Au vu des résultats du film au box office de l’été, non. Le pauvre Dave Lizewski affrontait tour à tour Superman et Wolverine … Déjà que deux racailles forçant la serrure d’une voiture le débordent, imaginez donc … Et quand en plus, les critiques bien pensants portent le coup final à coup de réprimandes moralisatrices et campagnes anti-violence infondées … Infondées ? Oui, infondées. Mais commençons par le début. Dave Lizewski, Kick Ass donc, choisit de revêtir son costume pour honorer la mode des super héros de quartiers qu’il avait lancée dans le premier opus (et qui d’ailleurs se propage in real life, mais j’y reviendrai). Mais l’icône est un brin pétochard et insiste pour agir avec un sidekick (un partenaire quoi !) qui ne serait autre que Hit Girl, adolescente orpheline de son big daddy de père et qui vit chez son tuteur aimant, un bon policier des familles. J’oubliais : accessoirement, elle est experte dans le maniement des armes, fleurit sa bouche d’expressions eastwoodiennes et adore jouer du sabre. Quand en plus, un certain Colonel Stars & Stripes (Jim Carrey toujours aussi … Carrey) se met à recruter des apprentis héros pour patrouiller dans les rues de la ville, au moment même où une armée d’apprentis vilains se monte, l’occasion est trop belle.
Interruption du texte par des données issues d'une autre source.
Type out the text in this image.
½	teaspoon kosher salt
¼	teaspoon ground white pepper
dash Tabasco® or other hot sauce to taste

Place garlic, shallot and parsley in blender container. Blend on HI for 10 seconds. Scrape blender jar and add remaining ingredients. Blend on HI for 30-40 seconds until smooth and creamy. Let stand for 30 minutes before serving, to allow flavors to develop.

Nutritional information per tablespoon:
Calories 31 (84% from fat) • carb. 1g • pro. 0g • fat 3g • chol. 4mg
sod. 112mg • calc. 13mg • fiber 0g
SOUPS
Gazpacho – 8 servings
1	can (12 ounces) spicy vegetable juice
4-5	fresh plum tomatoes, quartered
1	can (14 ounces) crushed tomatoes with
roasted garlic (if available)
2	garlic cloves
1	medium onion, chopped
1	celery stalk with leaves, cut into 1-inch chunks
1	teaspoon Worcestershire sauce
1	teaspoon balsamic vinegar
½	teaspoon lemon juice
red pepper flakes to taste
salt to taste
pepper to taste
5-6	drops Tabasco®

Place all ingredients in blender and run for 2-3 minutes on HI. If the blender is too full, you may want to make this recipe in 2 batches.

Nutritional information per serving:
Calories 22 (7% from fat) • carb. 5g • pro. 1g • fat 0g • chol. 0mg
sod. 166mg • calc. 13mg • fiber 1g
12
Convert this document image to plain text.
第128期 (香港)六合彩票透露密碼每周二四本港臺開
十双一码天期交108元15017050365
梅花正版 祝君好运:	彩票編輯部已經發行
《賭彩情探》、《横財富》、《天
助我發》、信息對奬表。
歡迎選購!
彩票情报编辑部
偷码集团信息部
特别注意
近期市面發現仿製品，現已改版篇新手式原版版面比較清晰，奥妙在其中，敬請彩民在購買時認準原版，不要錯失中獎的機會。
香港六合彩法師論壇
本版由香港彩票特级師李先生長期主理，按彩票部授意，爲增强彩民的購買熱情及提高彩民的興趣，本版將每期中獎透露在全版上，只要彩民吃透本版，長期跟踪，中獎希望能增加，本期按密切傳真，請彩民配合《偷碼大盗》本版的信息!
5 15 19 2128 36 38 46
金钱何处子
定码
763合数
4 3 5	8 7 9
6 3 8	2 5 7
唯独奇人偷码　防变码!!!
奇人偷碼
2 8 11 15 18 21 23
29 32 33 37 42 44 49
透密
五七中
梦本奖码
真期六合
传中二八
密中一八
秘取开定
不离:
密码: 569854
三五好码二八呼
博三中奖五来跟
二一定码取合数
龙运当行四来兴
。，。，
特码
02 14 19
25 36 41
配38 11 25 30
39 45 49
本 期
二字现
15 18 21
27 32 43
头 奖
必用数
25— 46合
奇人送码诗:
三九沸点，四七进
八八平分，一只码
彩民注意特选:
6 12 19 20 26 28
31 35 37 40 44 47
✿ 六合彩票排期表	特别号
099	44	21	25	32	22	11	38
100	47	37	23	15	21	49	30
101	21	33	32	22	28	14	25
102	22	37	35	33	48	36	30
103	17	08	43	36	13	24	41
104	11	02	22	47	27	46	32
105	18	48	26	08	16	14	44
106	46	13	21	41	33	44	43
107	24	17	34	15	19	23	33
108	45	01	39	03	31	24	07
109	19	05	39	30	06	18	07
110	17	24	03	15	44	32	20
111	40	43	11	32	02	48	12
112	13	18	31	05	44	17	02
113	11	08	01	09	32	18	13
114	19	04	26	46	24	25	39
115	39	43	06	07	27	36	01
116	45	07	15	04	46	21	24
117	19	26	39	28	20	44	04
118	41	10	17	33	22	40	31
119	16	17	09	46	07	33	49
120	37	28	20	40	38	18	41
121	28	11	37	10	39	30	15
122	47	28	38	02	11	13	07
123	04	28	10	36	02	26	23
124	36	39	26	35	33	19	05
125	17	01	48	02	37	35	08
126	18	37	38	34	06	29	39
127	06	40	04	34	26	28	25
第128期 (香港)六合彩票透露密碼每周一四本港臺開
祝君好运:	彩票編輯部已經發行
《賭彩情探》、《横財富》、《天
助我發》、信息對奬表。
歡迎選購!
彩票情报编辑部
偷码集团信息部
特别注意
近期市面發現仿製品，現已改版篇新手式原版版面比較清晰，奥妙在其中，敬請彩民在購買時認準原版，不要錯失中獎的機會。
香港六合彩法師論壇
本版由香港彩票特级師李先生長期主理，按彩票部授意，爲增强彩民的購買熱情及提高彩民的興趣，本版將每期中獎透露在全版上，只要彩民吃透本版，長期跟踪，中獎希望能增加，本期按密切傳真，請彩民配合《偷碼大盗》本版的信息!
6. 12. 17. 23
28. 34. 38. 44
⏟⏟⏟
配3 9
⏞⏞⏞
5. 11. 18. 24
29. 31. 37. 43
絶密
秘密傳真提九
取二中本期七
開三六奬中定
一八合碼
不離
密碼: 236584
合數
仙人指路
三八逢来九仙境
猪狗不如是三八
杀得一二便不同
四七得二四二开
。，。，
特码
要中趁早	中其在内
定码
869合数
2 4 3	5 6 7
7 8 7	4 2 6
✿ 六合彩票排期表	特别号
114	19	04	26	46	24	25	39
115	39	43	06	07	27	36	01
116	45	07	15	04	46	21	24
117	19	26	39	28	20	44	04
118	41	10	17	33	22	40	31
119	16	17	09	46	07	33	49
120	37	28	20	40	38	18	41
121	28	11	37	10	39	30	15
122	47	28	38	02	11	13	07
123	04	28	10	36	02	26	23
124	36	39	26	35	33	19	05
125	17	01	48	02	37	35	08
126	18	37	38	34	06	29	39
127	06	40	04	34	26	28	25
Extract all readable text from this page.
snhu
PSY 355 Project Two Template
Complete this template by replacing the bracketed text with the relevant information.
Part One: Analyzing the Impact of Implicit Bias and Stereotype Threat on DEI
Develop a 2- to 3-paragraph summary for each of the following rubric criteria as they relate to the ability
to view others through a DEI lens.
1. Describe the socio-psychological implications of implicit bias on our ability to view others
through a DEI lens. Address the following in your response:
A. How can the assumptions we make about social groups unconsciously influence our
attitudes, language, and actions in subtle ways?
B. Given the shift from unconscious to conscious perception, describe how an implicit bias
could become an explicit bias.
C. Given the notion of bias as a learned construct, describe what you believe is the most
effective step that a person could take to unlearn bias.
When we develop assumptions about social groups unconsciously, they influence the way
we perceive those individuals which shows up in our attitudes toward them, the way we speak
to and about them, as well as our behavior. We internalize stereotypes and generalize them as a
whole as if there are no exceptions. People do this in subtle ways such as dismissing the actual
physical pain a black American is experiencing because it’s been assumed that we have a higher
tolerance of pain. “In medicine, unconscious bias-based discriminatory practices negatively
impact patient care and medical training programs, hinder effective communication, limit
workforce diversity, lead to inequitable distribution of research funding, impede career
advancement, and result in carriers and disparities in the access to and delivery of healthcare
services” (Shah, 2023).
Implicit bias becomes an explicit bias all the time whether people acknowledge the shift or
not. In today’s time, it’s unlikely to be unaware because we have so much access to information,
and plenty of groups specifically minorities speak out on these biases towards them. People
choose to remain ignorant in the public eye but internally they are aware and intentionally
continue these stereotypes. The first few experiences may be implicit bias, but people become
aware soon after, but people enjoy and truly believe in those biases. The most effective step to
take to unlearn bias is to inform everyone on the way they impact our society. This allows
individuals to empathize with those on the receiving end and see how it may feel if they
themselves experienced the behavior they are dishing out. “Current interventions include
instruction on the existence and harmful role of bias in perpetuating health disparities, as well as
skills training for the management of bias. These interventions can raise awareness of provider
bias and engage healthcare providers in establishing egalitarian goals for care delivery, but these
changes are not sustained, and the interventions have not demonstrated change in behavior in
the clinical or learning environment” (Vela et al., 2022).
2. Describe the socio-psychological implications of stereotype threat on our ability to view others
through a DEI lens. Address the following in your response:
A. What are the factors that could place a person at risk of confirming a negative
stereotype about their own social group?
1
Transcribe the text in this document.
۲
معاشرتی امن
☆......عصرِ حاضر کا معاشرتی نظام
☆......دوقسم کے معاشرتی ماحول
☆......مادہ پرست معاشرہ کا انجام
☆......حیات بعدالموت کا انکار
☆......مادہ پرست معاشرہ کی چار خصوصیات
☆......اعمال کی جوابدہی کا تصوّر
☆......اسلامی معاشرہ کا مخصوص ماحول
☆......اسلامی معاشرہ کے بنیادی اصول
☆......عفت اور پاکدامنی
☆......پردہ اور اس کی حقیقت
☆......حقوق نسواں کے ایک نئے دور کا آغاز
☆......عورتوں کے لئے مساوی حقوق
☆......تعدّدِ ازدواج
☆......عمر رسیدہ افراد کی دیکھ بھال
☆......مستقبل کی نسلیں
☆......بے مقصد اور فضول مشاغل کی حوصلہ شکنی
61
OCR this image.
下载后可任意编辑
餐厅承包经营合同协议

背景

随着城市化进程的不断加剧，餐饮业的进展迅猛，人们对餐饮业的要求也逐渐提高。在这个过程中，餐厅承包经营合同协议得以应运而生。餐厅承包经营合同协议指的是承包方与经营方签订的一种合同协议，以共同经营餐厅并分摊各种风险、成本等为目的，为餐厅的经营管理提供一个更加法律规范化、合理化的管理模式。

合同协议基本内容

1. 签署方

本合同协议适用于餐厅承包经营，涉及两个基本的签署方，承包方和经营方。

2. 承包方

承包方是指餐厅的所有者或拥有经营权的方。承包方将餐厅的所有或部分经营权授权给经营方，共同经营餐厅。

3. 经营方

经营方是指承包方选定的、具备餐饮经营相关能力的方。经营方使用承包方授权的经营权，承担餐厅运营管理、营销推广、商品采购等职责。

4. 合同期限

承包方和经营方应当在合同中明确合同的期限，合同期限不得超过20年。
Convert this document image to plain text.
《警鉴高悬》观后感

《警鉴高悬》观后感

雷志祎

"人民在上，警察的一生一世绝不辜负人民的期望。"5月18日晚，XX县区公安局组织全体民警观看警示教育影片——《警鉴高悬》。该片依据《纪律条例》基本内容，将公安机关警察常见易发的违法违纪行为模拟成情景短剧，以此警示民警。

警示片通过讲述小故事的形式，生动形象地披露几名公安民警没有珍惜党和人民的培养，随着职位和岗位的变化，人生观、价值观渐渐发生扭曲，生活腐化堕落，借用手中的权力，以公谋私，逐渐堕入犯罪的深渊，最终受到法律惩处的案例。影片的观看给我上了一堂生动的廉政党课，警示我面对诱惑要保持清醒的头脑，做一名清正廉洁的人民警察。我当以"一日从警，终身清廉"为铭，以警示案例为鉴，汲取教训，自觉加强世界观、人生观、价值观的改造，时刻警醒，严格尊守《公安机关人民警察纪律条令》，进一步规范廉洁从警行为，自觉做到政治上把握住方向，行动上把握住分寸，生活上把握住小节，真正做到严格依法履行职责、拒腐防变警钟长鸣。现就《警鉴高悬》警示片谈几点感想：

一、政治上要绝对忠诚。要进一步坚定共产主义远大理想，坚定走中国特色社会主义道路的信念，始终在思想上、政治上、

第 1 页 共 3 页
Voilà pour le scénario que je résume en une phrase : des tarés costumés émergent aux quatre coins de la ville et vont finir par se foutre sur la gueule. Kick Ass 2 est donc un film de super héros débilisant et vulgaire qui déshonore la profession. Enfermez vos enfants à double-tour, brûlez leurs exemplaires cachés du comic de Millar …. et courez au cinéma prendre une bonne dose de fun pendant plus d’une heure trente ! J’assume. Si la franchise Kick Ass n’est pas pour les enfants, c’est tout simplement qu’elle n’a jamais été conçue pour eux. Et je ne parle pas de violence, bien plus présente et expressive dans nombre de films (là tout de suite je pense à Django Unchained, mais j’en ai une pile d’annuaires à citer). Effectivement, je veux bien admettre que ça va un peu plus loin qu’un épisode de Derrick … Quant à la vulgarité, quiconque a été élevé au verbe eastwoodien ne pourra être choqué par des expressions du genre « sois gentil ou je te sors le cul par la bouche ». A moins que ce ne soit par le fait qu’il s’agisse là d’une fillette de treize ans qui s’exprime ? Il s’agirait de n’importe quel membre du casting d’un Tarantino ou de Robert De Niro, on n’y verrait rien à redire (je triche, je n’ai pas cité Lelouch ou Rohmer). Mais comme les personnages portent ici un masque, c’est forcément nauséabond. C’est fou çà, quand on y repense : l’insulte masquée passe moins bien. Voilà que je repense avec nostalgie à ce qui se disait lors de la tuerie d’Aurora

Kick Ass 2 continue de surfer sur ce qui a fait le succès du premier film, en étant simplement un pastiche irrévérencieux du genre super héroïque. Il ne faut pas s’attendre à plus et savoir faire ce qu’on appelle la part des choses. Prendre ce qu’on a sous les yeux au premier degré n’est évidemment pas la chose à faire. Il convient mieux de se concentrer sur le second, bien plus jouissif. Encore faut-il garder à l’esprit qu’il s’agit là d’un hommage parodique aux super héros, et non à un divertissement douteux dispensant une idéologie malsaine aux relents sécuritaires. Pour faire simpliste, l’insécurité explose, la police ne suffit plus, créons des forces parallèles pour faire régner la justice et votons pour Charles Bronson ! Que  nenni ! Ce n’est pas le sujet du film, mais les intellectuels en manque de réflexion cherchent toujours un bouc émissaire. Hier Batman : The dark knight rises, aujourd’hui Kick Ass 2.Concernant ce dernier et sa soi-disant ambigüité, je rappelle à ces critiques illuminés que le spectateur de ce genre de film est par essence un ramolli du bulbe. Remarquez l’évidente contradiction : on ne peut pas dire qu’un film porte un message caché visant un public en particulier, public réputé pour son activité cérébrale minimale, et donc supposé  trop con pour le comprendre.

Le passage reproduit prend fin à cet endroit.